国が無くなるとすれば

 もし日本が、誰かにのっとられたらどうなるか。そういう心配ができる。近隣の(あるいは遠方の)国からきた人が、日本の中枢をのっとり、支配してしまう。これはさん奪されることをさす。もし無防備なありようをしているとすれば、このような事態はまったくおきないとはいえない。無防備ではなく、たとえしっかりとした備えがあったとしても、完全に防ぎきれるものでもないだろう。

 完全に防ぎきれるものではないにせよ、だからといってただ指をくわえて、手をこまねいているだけでは駄目である。少しでも心理の不安を解消しようとしなければならない。備えあれば憂いなしともいわれている。

 かりに、日本の国がなくなったとすると、それは極論になる。そのうえで、そうした極限のことが想定できるとすると、日本の国が(比喩的に)死ぬことになる。この消滅としての死は、人称において、第二人称もしくは第三人称のどれかにあてはまる。日本の国と自分とを同一とすれば、第一人称にもあてはまるだろう。

 日本の国が死ぬとして、それを第三人称にあてはめることもできる。そうではなく、第二人称(あなた)にあてはめるとすると、距離がぐっと近づく。そして、第二人称であれば、たとえ死がおきたとしても、自分の内面で記憶としてずっと残りつづけることがのぞめる。その記憶が残るのを頼りにすることができる。記憶は燃料だと作家の村上春樹氏はいう。燃料であるためにかえってあだになることもあるが。

 記憶とは頼りない一面をもつ。なので、かりに記憶に残ったとしても、それでひと安心できるとは言いがたい。いちばん肝心なのは、物理的に、領土や文化や国民などがきちんと保たれることにある。それなくしては、何をよすがにしてよいのか分からない。触知可能なものがあってこそ、安心できるのだ。

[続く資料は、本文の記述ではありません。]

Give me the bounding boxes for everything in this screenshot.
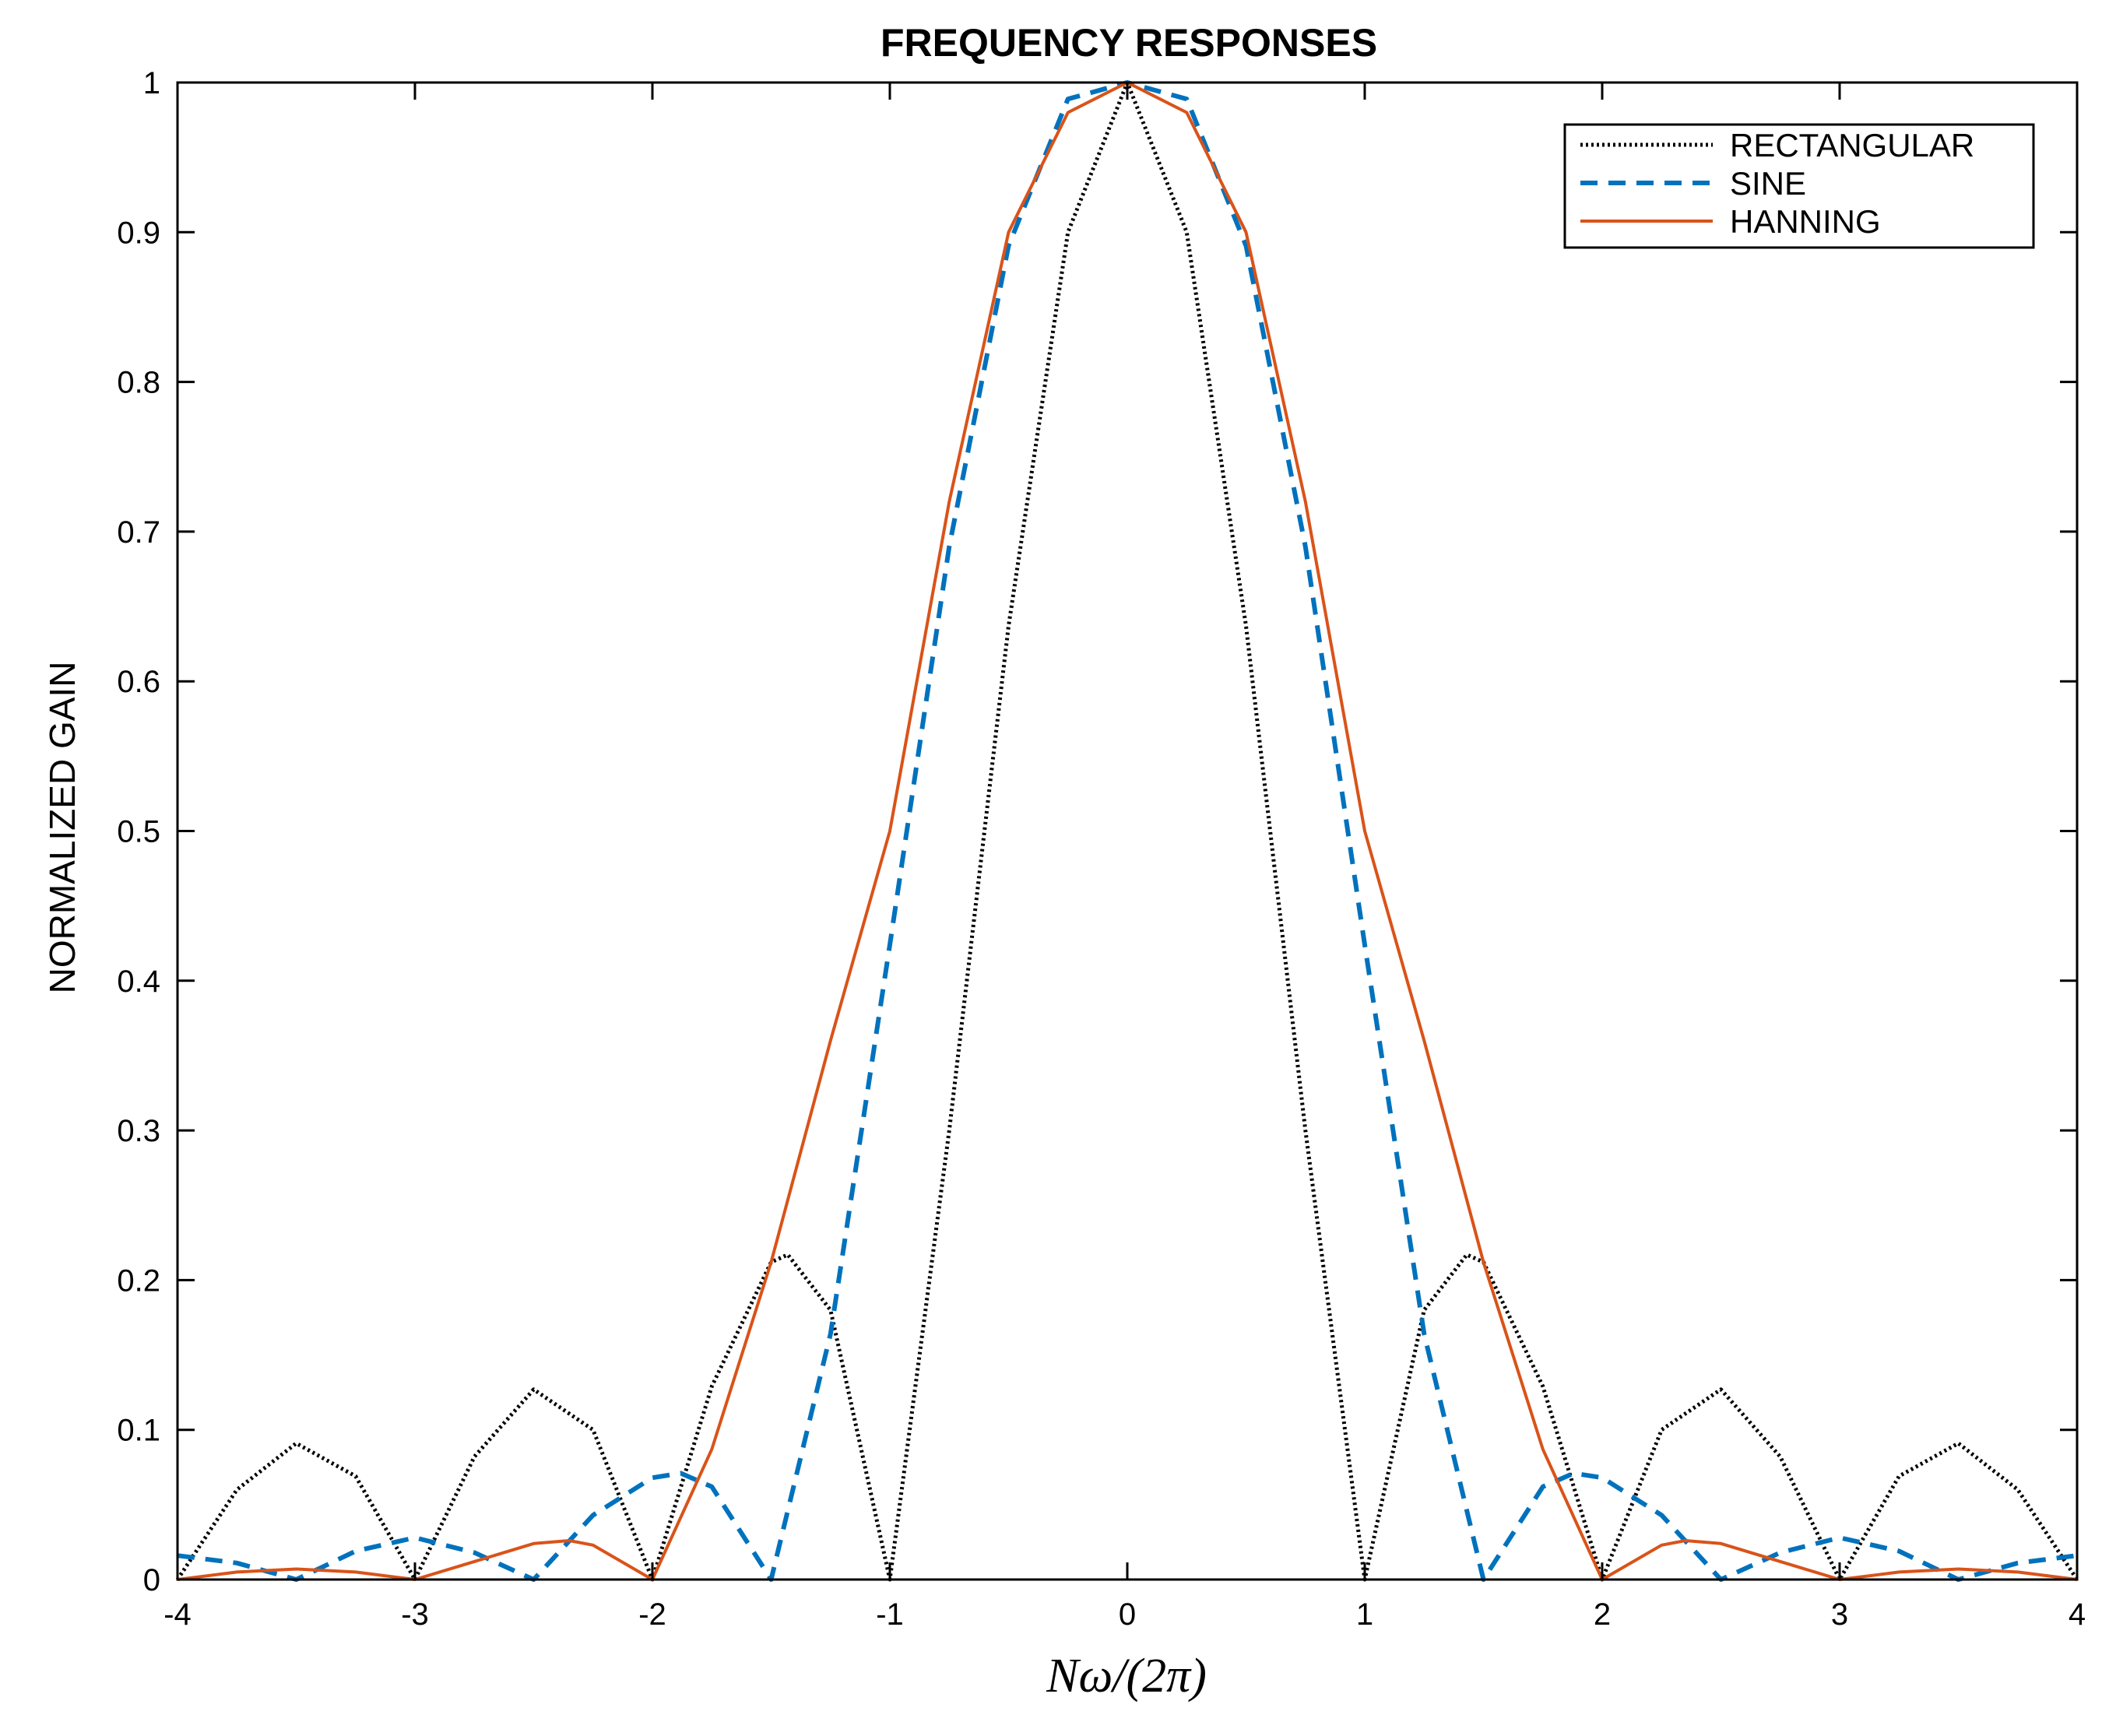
series-line-sine bbox=[177, 80, 2078, 1582]
x-tick-label: 2 bbox=[1594, 1597, 1611, 1632]
x-tick-label: 3 bbox=[1831, 1597, 1848, 1632]
legend-label-rectangular: RECTANGULAR bbox=[1730, 127, 1974, 163]
legend-label-hanning: HANNING bbox=[1730, 203, 1881, 240]
x-tick-label: -3 bbox=[401, 1597, 429, 1632]
y-tick-label: 1 bbox=[143, 66, 160, 100]
legend-box bbox=[1563, 123, 2035, 249]
y-tick-label: 0.9 bbox=[117, 216, 160, 250]
y-tick-label: 0.1 bbox=[117, 1414, 160, 1448]
legend: RECTANGULAR SINE HANNING bbox=[1563, 123, 2035, 249]
y-tick-label: 0.5 bbox=[117, 815, 160, 849]
y-tick-label: 0.7 bbox=[117, 515, 160, 550]
y-axis-label: NORMALIZED GAIN bbox=[42, 662, 83, 994]
chart-title: FREQUENCY RESPONSES bbox=[881, 21, 1377, 65]
series-line-rectangular bbox=[175, 80, 2079, 1582]
y-tick-label: 0 bbox=[143, 1563, 160, 1597]
y-tick-label: 0.2 bbox=[117, 1263, 160, 1298]
y-tick-label: 0.3 bbox=[117, 1114, 160, 1148]
y-tick-label: 0.6 bbox=[117, 665, 160, 699]
x-tick-label: -2 bbox=[638, 1597, 666, 1632]
series-line-hanning bbox=[177, 81, 2078, 1581]
x-tick-label: 0 bbox=[1119, 1597, 1136, 1632]
x-tick-label: -4 bbox=[163, 1597, 192, 1632]
y-tick-label: 0.8 bbox=[117, 366, 160, 400]
axes-box bbox=[176, 81, 2079, 1581]
x-tick-label: 4 bbox=[2069, 1597, 2086, 1632]
y-tick-label: 0.4 bbox=[117, 965, 160, 999]
x-tick-label: 1 bbox=[1356, 1597, 1373, 1632]
series-layer bbox=[175, 80, 2079, 1582]
x-tick-label: -1 bbox=[876, 1597, 904, 1632]
x-axis-label: Nω/(2π) bbox=[1046, 1650, 1207, 1703]
ticks-layer: -4 -3 -2 -1 0 1 2 3 4 0 0.1 0.2 0.3 0.4 0.5 0.6 0.7 0.8 0.… bbox=[117, 66, 2086, 1632]
plot-area: -4 -3 -2 -1 0 1 2 3 4 0 0.1 0.2 0.3 0.4 0.5 0.6 0.7 0.8 0.… bbox=[117, 66, 2086, 1632]
legend-label-sine: SINE bbox=[1730, 165, 1806, 202]
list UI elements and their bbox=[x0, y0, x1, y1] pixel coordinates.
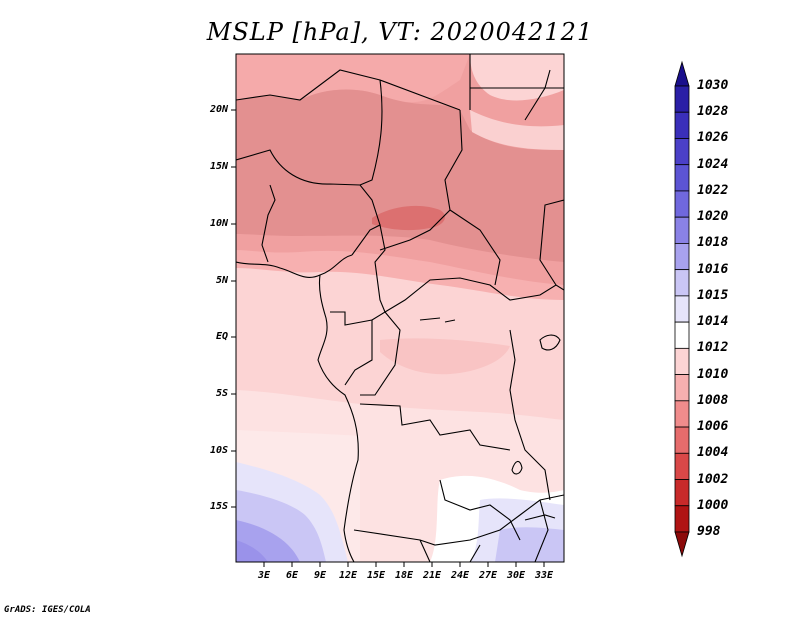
footer-credit: GrADS: IGES/COLA bbox=[4, 605, 91, 615]
lat-label-10n: 10N bbox=[209, 218, 228, 229]
colorbar-bottom-arrow bbox=[674, 531, 690, 558]
colorbar-segment bbox=[674, 426, 690, 454]
border-benin bbox=[261, 184, 276, 263]
colorbar-label: 1004 bbox=[697, 445, 729, 461]
border-namibia bbox=[353, 494, 564, 546]
border-angola-drc bbox=[359, 403, 511, 451]
colorbar-label: 1010 bbox=[697, 366, 729, 382]
lon-label-3e: 3E bbox=[257, 570, 271, 581]
colorbar-segment bbox=[674, 505, 690, 533]
colorbar-label: 1022 bbox=[697, 182, 729, 198]
lat-label-15s: 15S bbox=[209, 501, 228, 512]
border-namibia-south bbox=[419, 539, 431, 562]
river-congo bbox=[419, 317, 456, 323]
border-great-lakes bbox=[509, 329, 551, 501]
map-frame bbox=[235, 53, 565, 563]
colorbar-label: 1000 bbox=[697, 497, 729, 513]
field-1008 bbox=[236, 89, 564, 262]
field-north-east-light bbox=[470, 54, 564, 101]
lat-label-10s: 10S bbox=[209, 445, 228, 456]
colorbar-segment bbox=[674, 347, 690, 375]
pressure-field bbox=[236, 54, 564, 562]
lat-label-5s: 5S bbox=[215, 388, 228, 399]
coastline-guinea-gulf bbox=[236, 254, 353, 278]
border-zimbabwe bbox=[534, 499, 549, 562]
lon-label-12e: 12E bbox=[338, 570, 358, 581]
field-1016-east bbox=[495, 527, 564, 562]
lon-label-6e: 6E bbox=[285, 570, 299, 581]
lon-label-24e: 24E bbox=[450, 570, 470, 581]
lon-label-21e: 21E bbox=[422, 570, 442, 581]
lat-label-5n: 5N bbox=[215, 275, 228, 286]
border-sudan-car bbox=[449, 209, 501, 286]
field-north-lighter bbox=[236, 54, 470, 103]
colorbar-segment bbox=[674, 479, 690, 507]
colorbar-label: 1014 bbox=[697, 314, 729, 330]
colorbar-label: 1028 bbox=[697, 104, 729, 120]
colorbar-segment bbox=[674, 321, 690, 349]
colorbar-segment bbox=[674, 400, 690, 428]
colorbar-segment bbox=[674, 85, 690, 113]
lon-label-33e: 33E bbox=[534, 570, 554, 581]
field-east-streak bbox=[470, 110, 564, 150]
map-title: MSLP [hPa], VT: 2020042121 bbox=[206, 18, 594, 46]
colorbar-segment bbox=[674, 243, 690, 271]
lake-tanganyika bbox=[511, 460, 523, 475]
colorbar-segment bbox=[674, 216, 690, 244]
field-1006-min bbox=[372, 205, 445, 231]
border-cameroon bbox=[351, 224, 386, 313]
colorbar-segment bbox=[674, 190, 690, 218]
lon-label-30e: 30E bbox=[506, 570, 526, 581]
lake-kariba bbox=[524, 514, 556, 521]
lon-label-15e: 15E bbox=[366, 570, 386, 581]
colorbar-label: 1015 bbox=[697, 287, 729, 303]
field-1019 bbox=[236, 540, 268, 562]
lon-label-9e: 9E bbox=[313, 570, 327, 581]
colorbar-label: 998 bbox=[697, 524, 721, 539]
colorbar-segment bbox=[674, 138, 690, 166]
lake-victoria bbox=[539, 334, 561, 351]
lon-label-27e: 27E bbox=[478, 570, 498, 581]
colorbar-label: 1016 bbox=[697, 261, 729, 277]
colorbar-segment bbox=[674, 452, 690, 480]
colorbar-top-arrow bbox=[674, 60, 690, 87]
lat-label-15n: 15N bbox=[209, 161, 228, 172]
colorbar-label: 1020 bbox=[697, 209, 729, 225]
colorbar-label: 1018 bbox=[697, 235, 729, 251]
border-car-drc bbox=[384, 277, 564, 313]
colorbar-label: 1024 bbox=[697, 156, 729, 172]
colorbar bbox=[674, 60, 690, 558]
colorbar-label: 1012 bbox=[697, 340, 729, 356]
field-congo-patch bbox=[380, 338, 510, 375]
colorbar-segment bbox=[674, 374, 690, 402]
colorbar-segment bbox=[674, 269, 690, 297]
colorbar-segment bbox=[674, 111, 690, 139]
colorbar-label: 1002 bbox=[697, 471, 729, 487]
border-niger-chad bbox=[359, 79, 383, 186]
axis-ticks bbox=[231, 109, 545, 567]
lon-label-18e: 18E bbox=[394, 570, 414, 581]
colorbar-label: 1026 bbox=[697, 130, 729, 146]
border-north bbox=[236, 69, 461, 111]
colorbar-label: 1030 bbox=[697, 78, 729, 93]
lat-label-20n: 20N bbox=[209, 104, 228, 115]
border-zambia bbox=[439, 479, 521, 541]
border-botswana bbox=[469, 544, 481, 562]
border-niger-nigeria bbox=[236, 149, 381, 226]
border-congo-drc bbox=[360, 311, 401, 396]
colorbar-label: 1006 bbox=[697, 419, 729, 435]
country-borders bbox=[236, 54, 564, 562]
coastline-west bbox=[317, 274, 359, 562]
colorbar-label: 1008 bbox=[697, 392, 729, 408]
lat-label-eq: EQ bbox=[215, 331, 228, 342]
border-sudan-east bbox=[539, 199, 564, 286]
colorbar-segment bbox=[674, 164, 690, 192]
colorbar-segment bbox=[674, 295, 690, 323]
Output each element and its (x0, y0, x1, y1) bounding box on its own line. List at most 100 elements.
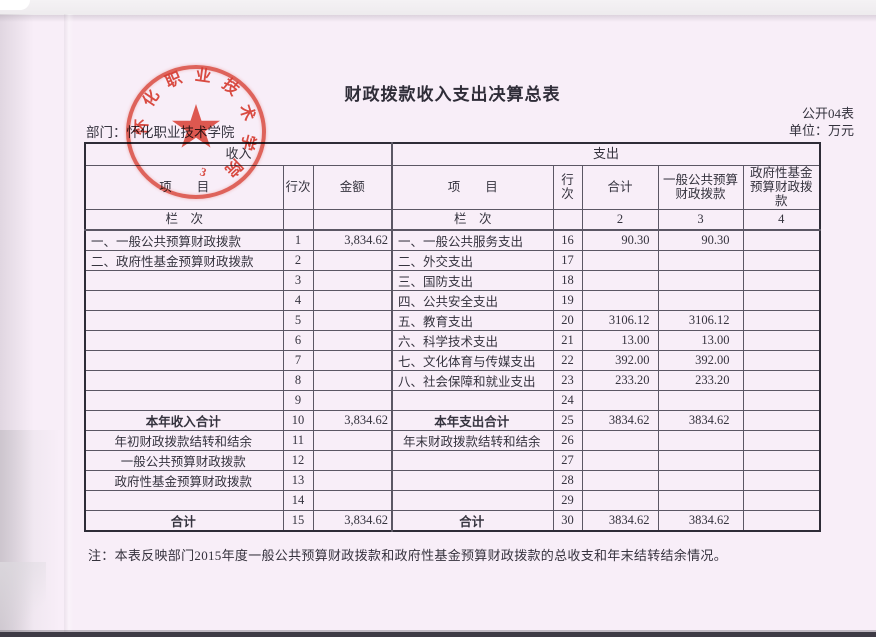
table-cell (312, 390, 393, 412)
income-section-header: 收入 (84, 142, 393, 166)
col-header-general-budget: 一般公共预算财政拨款 (657, 164, 744, 210)
table-cell (742, 270, 821, 292)
table-cell: 19 (552, 290, 583, 312)
table-cell (312, 290, 393, 312)
table-row: 8 八、社会保障和就业支出 23 233.20 233.20 (84, 370, 821, 392)
table-cell (742, 229, 821, 252)
table-cell (391, 470, 554, 492)
table-row: 14 29 (84, 490, 821, 512)
scan-bottom-shadow (0, 630, 876, 632)
table-cell: 3834.62 (581, 510, 659, 532)
table-cell: 9 (282, 390, 314, 412)
table-cell (391, 390, 554, 412)
table-cell: 12 (282, 450, 314, 472)
table-cell (84, 310, 284, 332)
table-cell: 233.20 (581, 370, 659, 392)
table-cell: 17 (552, 250, 583, 272)
table-cell (742, 350, 821, 372)
table-cell: 24 (552, 390, 583, 412)
table-cell (84, 290, 284, 312)
table-cell (84, 330, 284, 352)
table-cell: 1 (282, 229, 314, 252)
table-row: 本年收入合计 10 3,834.62 本年支出合计 25 3834.62 3834.62 (84, 410, 821, 432)
table-cell: 3 (282, 270, 314, 292)
table-row: 7 七、文化体育与传媒支出 22 392.00 392.00 (84, 350, 821, 372)
table-cell: 3106.12 (657, 310, 744, 332)
table-row: 政府性基金预算财政拨款 13 28 (84, 470, 821, 492)
table-cell (391, 490, 554, 512)
table-cell: 2 (282, 250, 314, 272)
table-row: 6 六、科学技术支出 21 13.00 13.00 (84, 330, 821, 352)
table-cell (581, 290, 659, 312)
section-header-row: 收入 支出 (84, 142, 821, 166)
col-header-item-left: 项 目 (84, 164, 284, 210)
expense-section-header: 支出 (391, 142, 821, 166)
table-cell (581, 450, 659, 472)
page-title: 财政拨款收入支出决算总表 (344, 85, 561, 104)
col-header-amount: 金额 (312, 164, 393, 210)
table-row: 9 24 (84, 390, 821, 412)
table-cell (742, 450, 821, 472)
table-cell (581, 390, 659, 412)
table-cell (742, 470, 821, 492)
col-number-2: 2 (581, 208, 659, 231)
column-number-row: 栏 次 栏 次 2 3 4 (84, 208, 821, 231)
table-cell: 7 (282, 350, 314, 372)
table-cell (84, 390, 284, 412)
table-cell (657, 490, 744, 512)
footnote: 注：本表反映部门2015年度一般公共预算财政拨款和政府性基金预算财政拨款的总收支… (88, 548, 728, 563)
table-cell: 3834.62 (581, 410, 659, 432)
table-cell: 6 (282, 330, 314, 352)
table-cell (742, 390, 821, 412)
table-cell: 23 (552, 370, 583, 392)
table-cell: 22 (552, 350, 583, 372)
table-cell: 3834.62 (657, 410, 744, 432)
table-cell (312, 310, 393, 332)
table-cell: 二、政府性基金预算财政拨款 (84, 250, 284, 272)
table-cell: 3,834.62 (312, 510, 393, 532)
table-cell (742, 330, 821, 352)
table-cell: 16 (552, 229, 583, 252)
table-cell: 5 (282, 310, 314, 332)
table-row: 5 五、教育支出 20 3106.12 3106.12 (84, 310, 821, 332)
table-cell (581, 430, 659, 452)
table-cell: 27 (552, 450, 583, 472)
table-cell (312, 470, 393, 492)
table-cell (657, 430, 744, 452)
table-cell (657, 290, 744, 312)
col-header-total: 合计 (581, 164, 659, 210)
col-number-3: 3 (657, 208, 744, 231)
table-row: 年初财政拨款结转和结余 11 年末财政拨款结转和结余 26 (84, 430, 821, 452)
table-cell (742, 490, 821, 512)
table-cell (581, 270, 659, 292)
table-cell (742, 430, 821, 452)
table-cell: 30 (552, 510, 583, 532)
department-label: 部门：怀化职业技术学院 (86, 125, 235, 140)
col-header-gov-fund: 政府性基金预算财政拨款 (742, 164, 821, 210)
table-cell (742, 370, 821, 392)
table-body: 一、一般公共预算财政拨款 1 3,834.62 一、一般公共服务支出 16 90.30 90… (84, 229, 821, 532)
unit-label: 单位：万元 (788, 123, 854, 138)
table-cell: 政府性基金预算财政拨款 (84, 470, 284, 492)
table-cell: 一、一般公共服务支出 (391, 229, 554, 252)
table-row: 二、政府性基金预算财政拨款 2 二、外交支出 17 (84, 250, 821, 272)
scan-top-shadow (0, 15, 876, 22)
table-cell (312, 330, 393, 352)
table-cell (657, 390, 744, 412)
table-cell (312, 370, 393, 392)
table-cell (657, 450, 744, 472)
table-cell: 8 (282, 370, 314, 392)
scan-page-curl-corner (0, 562, 46, 632)
table-row: 3 三、国防支出 18 (84, 270, 821, 292)
table-cell: 13.00 (657, 330, 744, 352)
table-cell (312, 270, 393, 292)
table-cell: 七、文化体育与传媒支出 (391, 350, 554, 372)
table-cell: 10 (282, 410, 314, 432)
table-cell: 年初财政拨款结转和结余 (84, 430, 284, 452)
lanci-left-label: 栏 次 (84, 208, 284, 231)
table-cell (581, 250, 659, 272)
table-cell: 本年收入合计 (84, 410, 284, 432)
table-cell (84, 370, 284, 392)
table-code-label: 公开04表 (801, 106, 854, 121)
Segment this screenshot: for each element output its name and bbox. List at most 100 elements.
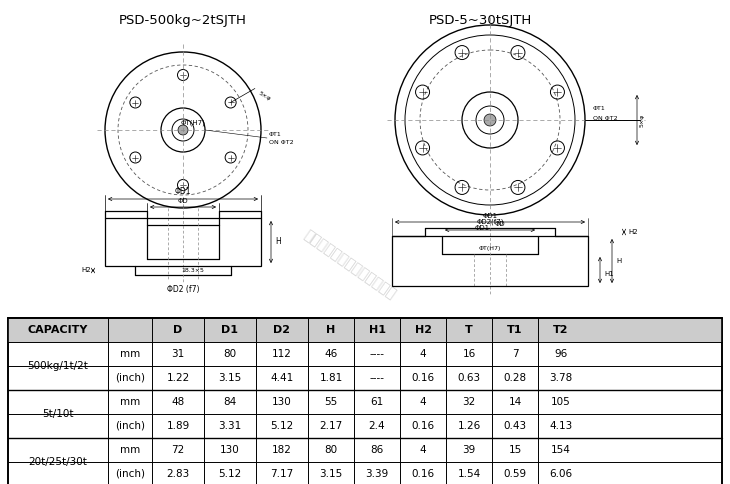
Text: 1.89: 1.89: [166, 421, 190, 431]
Text: 32: 32: [462, 397, 476, 407]
Text: 16: 16: [462, 349, 476, 359]
Text: 2.4: 2.4: [369, 421, 385, 431]
Text: 80: 80: [223, 349, 237, 359]
Text: ΦD2(f7): ΦD2(f7): [476, 218, 504, 225]
Text: ΦT(H7): ΦT(H7): [181, 120, 206, 126]
Text: CAPACITY: CAPACITY: [28, 325, 88, 335]
Text: H: H: [275, 238, 281, 246]
Text: D1: D1: [221, 325, 239, 335]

 ありものとして日本の国をとらえるのに、多少の待ったをかけることもできるだろう。国とは、想像の共同体、もしくは共同幻想ともいわれている。なので、国とはほんらい、なにか手で触れられるようなものではない点において、存在しないともできる。とはいえ、存在するともいえる。そこで、あると無いの二つを掛け合わせて、成るとする式をあてはめることができるだろう。

 この式によって、日本は成る、とすることができそうだ。どのように成ってゆくのかは定かではないが、変化しつづけながら、よくも悪くも動いてゆく。そういうふうに見なすことができる。このさい、先の極論においての、日本が死ぬようなことになったとすると、そのように成ったとして受けとめるしかない。どう成るのかはじっさいには確実には見通せない。

 かりに最悪の事態がおこったとして、それをすんなりと受け入れられるとはかぎらない。どうしても認めがたく、拒んでしまうとしても不自然ではないだろう。周りの状況にただ流されてゆくだけでは、主体的とはいいがたい。いっぽう、人間はある程度は環境に適合するところが大きく、慣れる動物だともいわれる。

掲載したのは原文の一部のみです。